A murdered prostitute, a blood-stained bowl and an artist who cheated the hangman’s noose make up a 100-year-old Camden Town riddle a writer may have finally solved.
The 1907 murder of Emily Dimmock shocked the nation – especially as the murderer was never caught, although some believe that Jack the Ripper was responsible.
BERT Shaw – the partner of victim Emily Dimmock at the time of her death in 1907
Now writer John Barber – who grew up opposite the murder house in modern day Agar Grove and spent years writing The Camden Town Murder – thinks he has got to the bottom of the mystery.
He says a modern day jury would probably have convicted local artist Robert Wood – despite the fact that he was cleared of the crime by a court a century ago.
Mr Barber said: “One hundred years later it is very difficult to be sure, but with all the evidence available I have been able to point the finger at someone. Robert Wood was brilliantly defended at his trial but I think his alibi would have been shown to be false by a modern investigation.”
Mr Barber also hopes the book may bring some peace to the family of the murdered woman’s partner Bert Shaw. He said: “Bert Shaw’s family always talked about the murder in a hushed whisper. It was a dark secret but I think he had nothing to do with it. I hope the book gives a bit of peace to the family.”

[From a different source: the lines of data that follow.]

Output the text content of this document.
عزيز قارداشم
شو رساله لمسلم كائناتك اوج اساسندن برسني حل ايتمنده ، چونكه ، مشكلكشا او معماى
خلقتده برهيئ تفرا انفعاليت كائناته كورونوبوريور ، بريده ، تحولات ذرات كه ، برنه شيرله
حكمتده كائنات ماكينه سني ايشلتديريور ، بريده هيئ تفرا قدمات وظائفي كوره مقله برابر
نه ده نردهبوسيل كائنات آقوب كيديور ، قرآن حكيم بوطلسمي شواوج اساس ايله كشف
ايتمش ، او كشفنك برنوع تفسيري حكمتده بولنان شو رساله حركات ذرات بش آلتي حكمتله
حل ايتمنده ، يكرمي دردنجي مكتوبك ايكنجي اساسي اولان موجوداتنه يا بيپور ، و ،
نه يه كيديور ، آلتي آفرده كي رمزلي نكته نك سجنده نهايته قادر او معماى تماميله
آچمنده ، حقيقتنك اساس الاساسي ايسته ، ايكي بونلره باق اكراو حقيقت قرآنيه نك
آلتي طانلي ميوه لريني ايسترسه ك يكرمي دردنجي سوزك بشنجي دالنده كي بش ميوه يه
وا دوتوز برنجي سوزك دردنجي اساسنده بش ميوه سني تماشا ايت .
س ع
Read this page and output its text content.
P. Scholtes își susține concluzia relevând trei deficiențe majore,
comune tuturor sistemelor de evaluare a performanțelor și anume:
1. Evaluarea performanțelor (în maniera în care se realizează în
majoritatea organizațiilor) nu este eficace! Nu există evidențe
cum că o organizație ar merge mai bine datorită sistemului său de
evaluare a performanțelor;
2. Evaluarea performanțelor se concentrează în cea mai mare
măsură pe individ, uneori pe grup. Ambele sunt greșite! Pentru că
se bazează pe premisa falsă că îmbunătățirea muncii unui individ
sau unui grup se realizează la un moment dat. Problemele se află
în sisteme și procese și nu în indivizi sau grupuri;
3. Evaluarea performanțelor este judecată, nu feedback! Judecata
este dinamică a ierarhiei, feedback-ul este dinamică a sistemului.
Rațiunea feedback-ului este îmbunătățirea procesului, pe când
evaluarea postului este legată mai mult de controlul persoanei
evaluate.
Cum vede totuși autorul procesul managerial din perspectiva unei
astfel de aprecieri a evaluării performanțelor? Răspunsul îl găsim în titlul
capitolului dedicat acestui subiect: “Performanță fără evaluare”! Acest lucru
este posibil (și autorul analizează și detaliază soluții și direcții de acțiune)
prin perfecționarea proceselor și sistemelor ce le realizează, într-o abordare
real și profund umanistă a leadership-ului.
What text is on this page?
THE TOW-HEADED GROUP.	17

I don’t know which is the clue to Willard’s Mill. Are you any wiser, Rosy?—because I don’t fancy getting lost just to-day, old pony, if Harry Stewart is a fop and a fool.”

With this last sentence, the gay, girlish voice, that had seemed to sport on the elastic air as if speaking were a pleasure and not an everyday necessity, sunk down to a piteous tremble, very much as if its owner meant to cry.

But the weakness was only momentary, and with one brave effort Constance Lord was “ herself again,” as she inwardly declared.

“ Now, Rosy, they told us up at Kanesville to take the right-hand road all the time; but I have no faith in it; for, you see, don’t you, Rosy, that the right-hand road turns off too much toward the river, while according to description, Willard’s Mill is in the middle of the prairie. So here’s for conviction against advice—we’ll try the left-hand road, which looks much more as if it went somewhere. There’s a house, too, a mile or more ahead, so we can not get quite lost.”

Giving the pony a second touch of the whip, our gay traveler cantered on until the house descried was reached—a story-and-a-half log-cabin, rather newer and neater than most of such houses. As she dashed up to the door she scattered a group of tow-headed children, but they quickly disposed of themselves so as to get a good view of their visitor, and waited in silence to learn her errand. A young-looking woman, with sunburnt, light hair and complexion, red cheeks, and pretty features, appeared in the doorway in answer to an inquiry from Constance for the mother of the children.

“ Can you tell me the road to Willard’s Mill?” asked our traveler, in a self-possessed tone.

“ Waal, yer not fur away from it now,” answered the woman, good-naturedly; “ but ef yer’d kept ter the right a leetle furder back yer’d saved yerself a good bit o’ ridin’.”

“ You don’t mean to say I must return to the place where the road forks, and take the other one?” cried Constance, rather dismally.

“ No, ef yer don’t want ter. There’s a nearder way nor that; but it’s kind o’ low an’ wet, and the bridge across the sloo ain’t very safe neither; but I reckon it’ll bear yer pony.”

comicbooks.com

Bert Shaw’s distant relation Alan Stanley – now 58 – remembers meeting his great uncle in the 1960s. He said: “In my childhood I vaguely knew there had been some sort of murder in the family. People referred to it without ever explaining what it was all about. I remember the fact that the murderer had washed his hands in a bowl and left blood-stains behind. Uncle Bert was old fashioned and always wore his suit even in the home. He was the first to come across her naked body lying with her throat cut – it must have been horrific. I don’t think anyone in the family ever thought he was the murderer.”